Corrosion behavior of NbxCu0.3Cr2Fe2Ni3Mn2 high-entropy alloys in HNO3 solution

Abstract

NbxCu0.3Cr2Fe2Ni3Mn2 (x = 0, 0.2, and 0.4; named Nb0, Nb0.2, and Nb0.4, respectively) high-entropy alloys (HEAs) were prepared using arc melting process. The effect of Nb content on the microstructure and corrosion behavior of HEAs in HNO3 solution was studied. Nb0 and Nb0.2 alloys are composed of a single FCC phase, whereas Nb0.4 alloy is composed of FCC + Laves phase. In 10% and 30% HNO3 solutions, the immersion corrosion rate and potentiodynamic polarization corrosion rate of the HEAs showed a trend of first increasing and then decreasing with the increase in Nb content. After 30 days of immersion corrosion, Nb0.4 alloy exhibited the lowest average corrosion rate in 10% and 30% HNO3 solutions, with values of 4.6 × 10−3 and 2.8 × 10−3 mm/yr, respectively. Potentiodynamic polarization corrosion showed that Nb0.4 alloy also had the lowest corrosion current density and average corrosion rate in 10% and 30% HNO3 solutions, with values of 1.74 × 10−5, 5.56 × 10−6 A/cm2 and 0.18, 0.06 mm/yr, respectively.
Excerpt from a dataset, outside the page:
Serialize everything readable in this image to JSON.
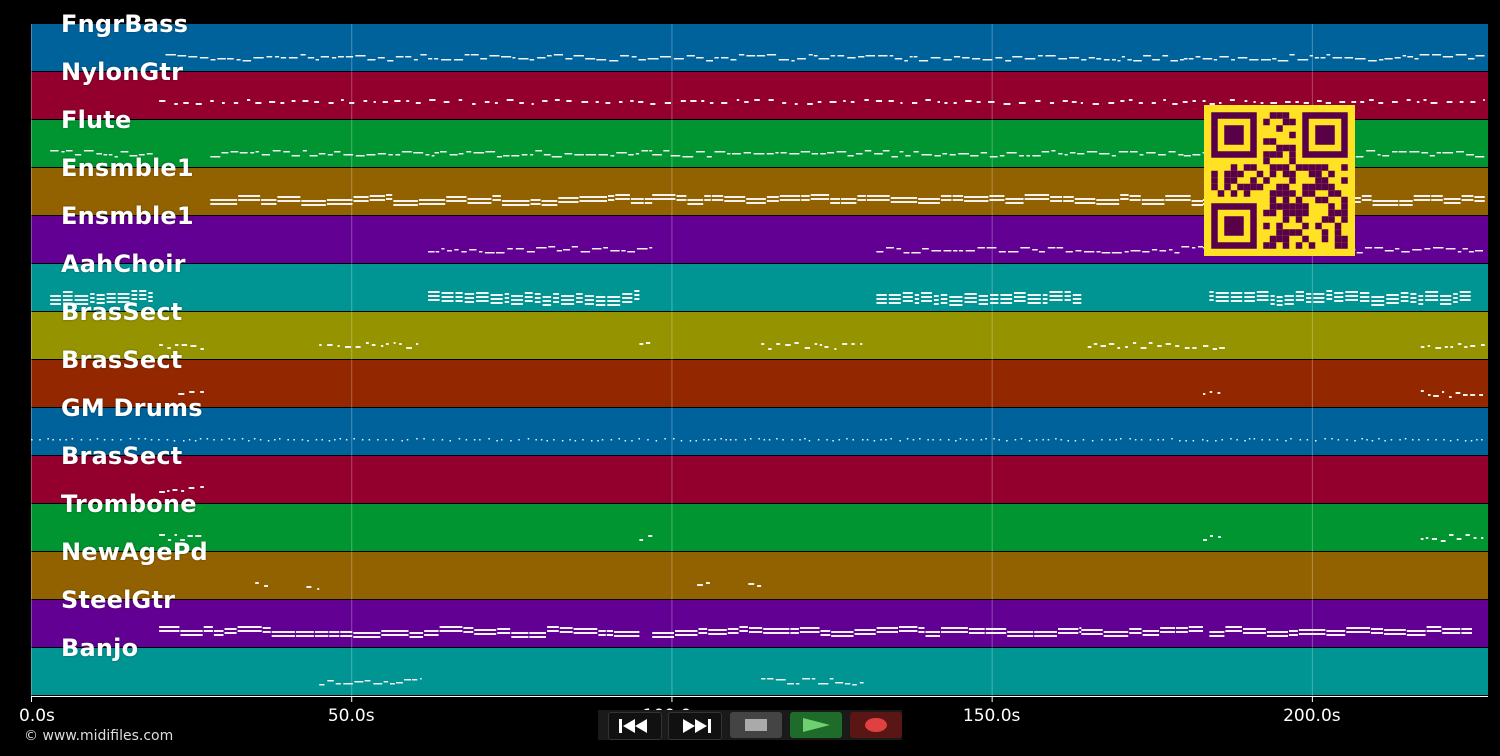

In addition, The Rpo of Nb0.4 alloy are 91 times and 8737 times higher than those of Nb0 alloy, respectively, and has the largest relative thickness of the passivation film. Therefore, Nb0.4 alloy exhibited the best resistance to HNO3 corrosion, mainly because adding Nb reduced the segregation of Cu, thereby weakening the corrosion effect of the primary battery. Meanwhile, Nb could play a stabilizing role in the passivation film of the alloy. The formation of corrosion-resistant Laves phase also correspondingly improved the HNO3 corrosion resistance of the alloy.